Rund um die Deutschland-Premiere des aus Holland stammenden TV-Formats entfachte sich jedoch ein Wirbel, wie ihn der Fernsehmarkt bis dahin kaum erlebt hatte. "Big Brother kommt - Psycho-Folter oder Fernsehen von morgen?", fragte die Programmzeitschrift "TV Spielfilm" damals; "Fernsehen für Spanner oder reiner Spaß?", wollte "TV direkt" wissen; "Zwei Drittel gegen Big Brother", wusste "Die Welt" zu berichten. Der Zuschauer-Erfolg der Show hatte sogar Folgen für die Finanzmärkte: "TV-Experiment "Big Brother" macht Endemol zum Börsenliebling", lautete die Überschrift im "Handelsblatt". "Sex bei Big Brother - Alex strahlte wie Bill Clinton", schrieb "Bild" nach dem ersten Liebesakt; das war im März 2000, Beteiligte waren Kerstin Klinz und Alexander Johlig.

Bald fühlten sich die Politiker alarmiert. Viele forderten eine Absetzung der Show. Die deutschen Medienwächter setzten unter öffentlich-rechtlichem Druck schließlich eine tägliche "Freistunde" durch, in der sich die von der Außenwelt abgeschotteten Kandidaten ohne Kameraüberwachung zurückziehen konnten. Andere Politiker suchten aber die Nähe des Erfolges, um selber davon zu profitieren: FDP-Politiker Guido Westerwelle vertrieb sich öffentlichkeitswirksam etwas Zeit im Container, gleiches gilt für Entertainerin Verona Pooth, die damals noch Feldbusch hieß und sich eine eigene Toilette installieren ließ.

Doch schon in der zweiten Staffel ebbte das Geschrei und Gezeter ab. Mittlerweile hat das Internet längst die "Big Brother"-Realität überholt: Es ist offen für eben die Spanner und Voyeure, die sich damals in der TV-Steinzeit im Jahr 2000 die Nase am Bildschirm platt drückten. Aber in der Fernsehlandschaft hat "Big Brother" für einen Schub gesorgt: Womöglich hätte es nie Sendereihen wie "Die Alm" oder "Die Burg" (ProSieben) gegeben, vielleicht auch nicht das RTL-Dschungelcamp "Ich bin ein Star - Holt mich hier raus!" - doch diese Frage wird nie ganz zu klären sein.
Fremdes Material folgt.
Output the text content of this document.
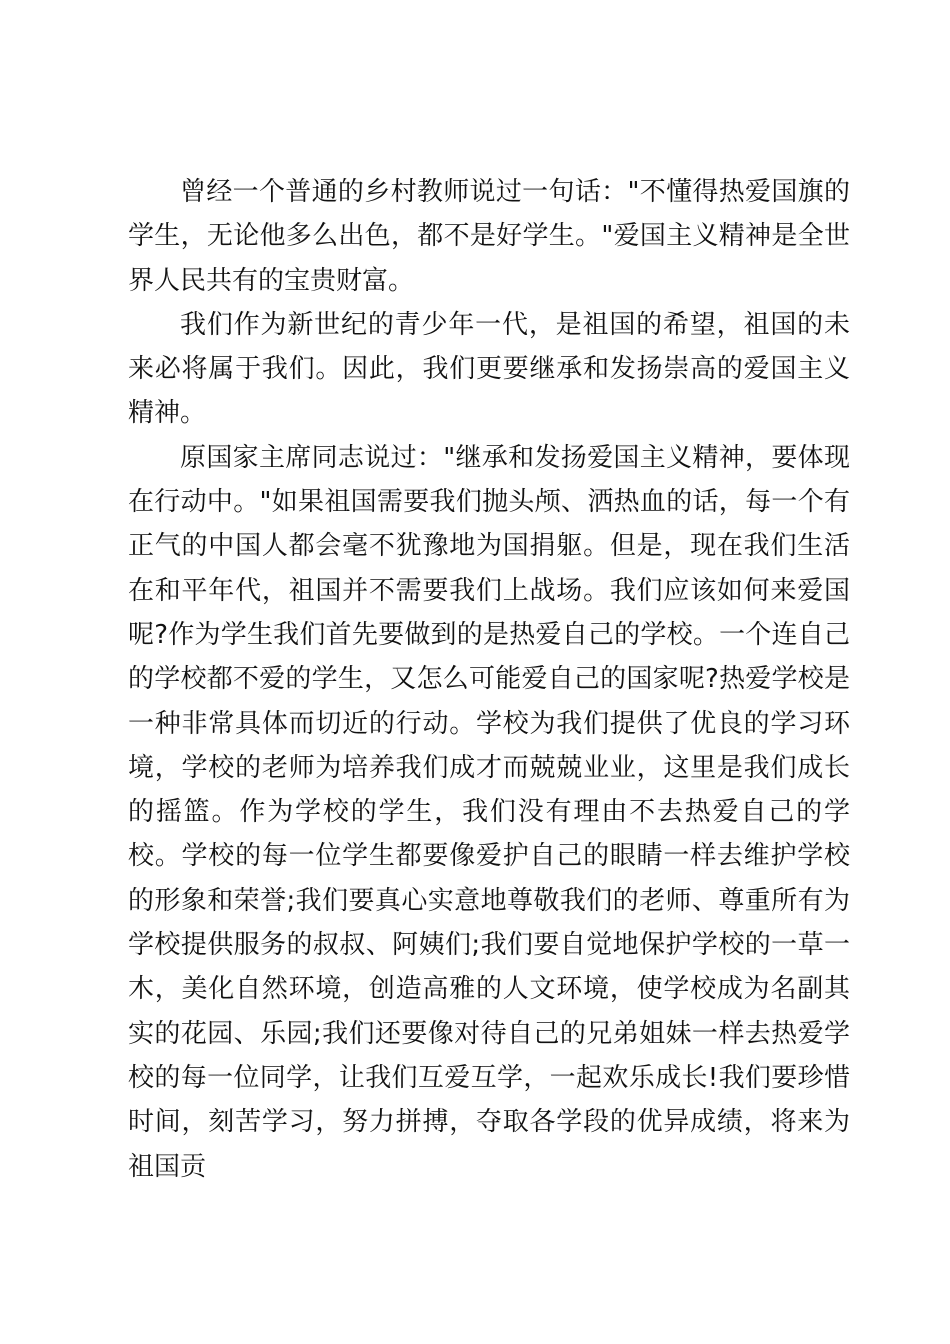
曾经一个普通的乡村教师说过一句话："不懂得热爱国旗的学生，无论他多么出色，都不是好学生。"爱国主义精神是全世界人民共有的宝贵财富。

我们作为新世纪的青少年一代，是祖国的希望，祖国的未来必将属于我们。因此，我们更要继承和发扬崇高的爱国主义精神。

原国家主席同志说过："继承和发扬爱国主义精神，要体现在行动中。"如果祖国需要我们抛头颅、洒热血的话，每一个有正气的中国人都会毫不犹豫地为国捐躯。但是，现在我们生活在和平年代，祖国并不需要我们上战场。我们应该如何来爱国呢?作为学生我们首先要做到的是热爱自己的学校。一个连自己的学校都不爱的学生，又怎么可能爱自己的国家呢?热爱学校是一种非常具体而切近的行动。学校为我们提供了优良的学习环境，学校的老师为培养我们成才而兢兢业业，这里是我们成长的摇篮。作为学校的学生，我们没有理由不去热爱自己的学校。学校的每一位学生都要像爱护自己的眼睛一样去维护学校的形象和荣誉;我们要真心实意地尊敬我们的老师、尊重所有为学校提供服务的叔叔、阿姨们;我们要自觉地保护学校的一草一木，美化自然环境，创造高雅的人文环境，使学校成为名副其实的花园、乐园;我们还要像对待自己的兄弟姐妹一样去热爱学校的每一位同学，让我们互爱互学，一起欢乐成长!我们要珍惜时间，刻苦学习，努力拼搏，夺取各学段的优异成绩，将来为祖国贡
"Big Brother" brachte ORF vor zehn Jahren in Reality-Zugzwang

Ein Megatrend war geboren, als vor zehn Jahren die erste Staffel der Reality-Show "Big Brother" on Air ging. Die freiwillige 24-Stunden-Überwachung im Fernsehen - bis dahin eine Horrorvorstellung aus Science-Fiction-Romanen - war ein Tabubruch, der "beim Publikum wie ein Atomblitz einschlug", so ORF-Unterhaltungschef Edgar Böhm rückblickend. Den daraufhin ausbrechenden Reality-Boom wollte sich auch der ORF nicht entgehen lassen und schickte noch im gleichen Jahr "öffentlich-rechtliche Varianten" des Entertainmentkonzepts on Air. Der Trend war allerdings nicht von langer Dauer.
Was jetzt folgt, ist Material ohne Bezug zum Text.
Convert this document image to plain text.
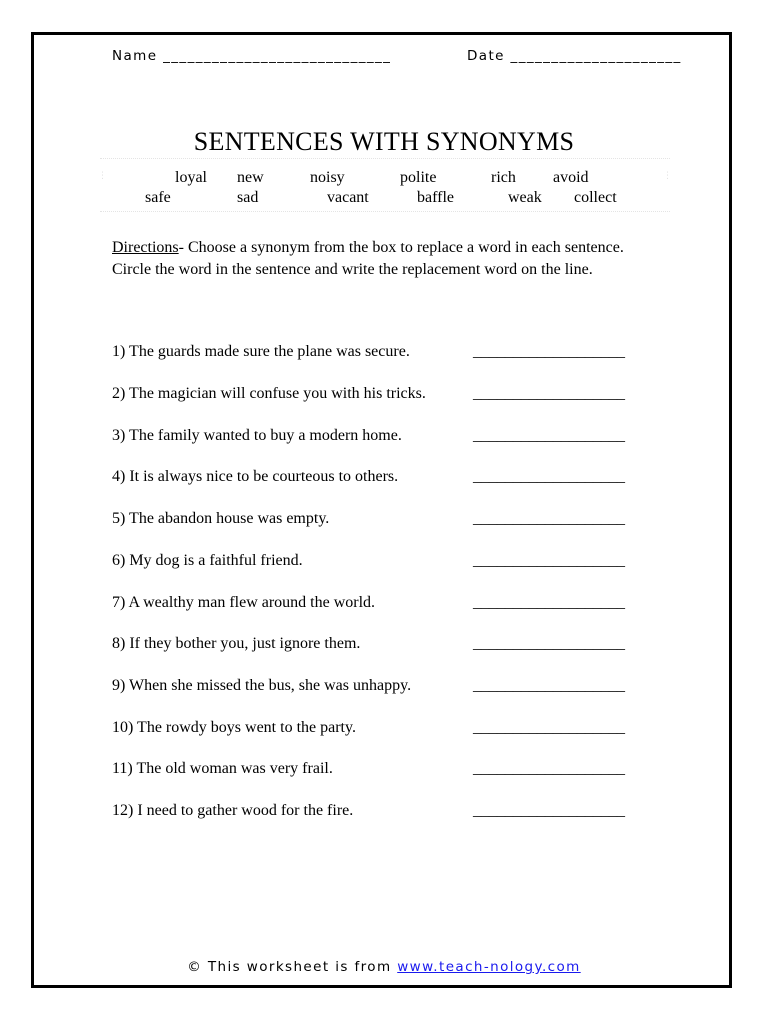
Name ____________________________	Date _____________________
SENTENCES WITH SYNONYMS
⋮	⋮
loyal new	noisy	polite	rich avoid
safe	sad	vacant	baffle	weak collect
Directions- Choose a synonym from the box to replace a word in each sentence. Circle the word in the sentence and write the replacement word on the line.
1) The guards made sure the plane was secure.	___________________
2) The magician will confuse you with his tricks.	___________________
3) The family wanted to buy a modern home.	___________________
4) It is always nice to be courteous to others.	___________________
5) The abandon house was empty.	___________________
6) My dog is a faithful friend.	___________________
7) A wealthy man flew around the world.	___________________
8) If they bother you, just ignore them.	___________________
9) When she missed the bus, she was unhappy.	___________________
10) The rowdy boys went to the party.	___________________
11) The old woman was very frail.	___________________
12) I need to gather wood for the fire.	___________________
© This worksheet is from www.teach-nology.com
"Wir haben dem Format eine eigene Note gegeben und die Kandidaten nicht nur wie Laborratten arrestiert, sondern sie mit einer Aufgabe beschäftigt", so Böhm. Es entstand "Taxi Orange" - die österreichische Antwort auf den "Großen Bruder" - mit der der ORF denn auch gleich einen Quotenerfolg landete. 72 Tage lang teilten sich dreizehn junge Männer und Frauen eine Wohnung und wurden dabei (fast) immer von Kameras beobachtet. Im Unterschied zum "privaten" Vorbild mussten die Kandidaten für ihren Lebensunterhalt selbst aufkommen und als Taxler arbeiten. Kameras in der Dusche waren tabu. "Taxi Orange" begeisterte durchschnittlich 654.000 Zuseher, der Marktanteil in der jungen Zielgruppe betrug im Durchschnitt 46 %.

Allerdings löste der Sender mit der Reality-Show auch heftige Diskussionen zwischen Gegnern und Befürwortern aus. Der damalige ORF-Generalintendant Gerhard Weis verteidigte "Taxi Orange" als "öffentlich-rechtlichen Notwehrakt" gegen "Big Brother". Die Sendung habe eine Million Zuseher zum ORF zurückgeholt, denen auch andere Inhalte wie etwa die "Zeit im Bild" vermittelt werden können, so Weis damals.

Fast zeitgleich mit "Taxi Orange" schickte der ORF in der Reality-Offensive des Jahres 2000 mit "Expedition Robinson" ein zweites Real-Life-Engagement ins Quotenrennen. "Expedition Robinson" war eine Koproduktion von ORF und RTL II, in der zwei jeweils acht Personen starke Teams aus Österreich und Deutschland auf einer Insel zwei Monate lang um den Titel des "Robinson 2000" kämpften. Die Auftaktshow verfolgten Anfang September 2000 743.000 Zuseher.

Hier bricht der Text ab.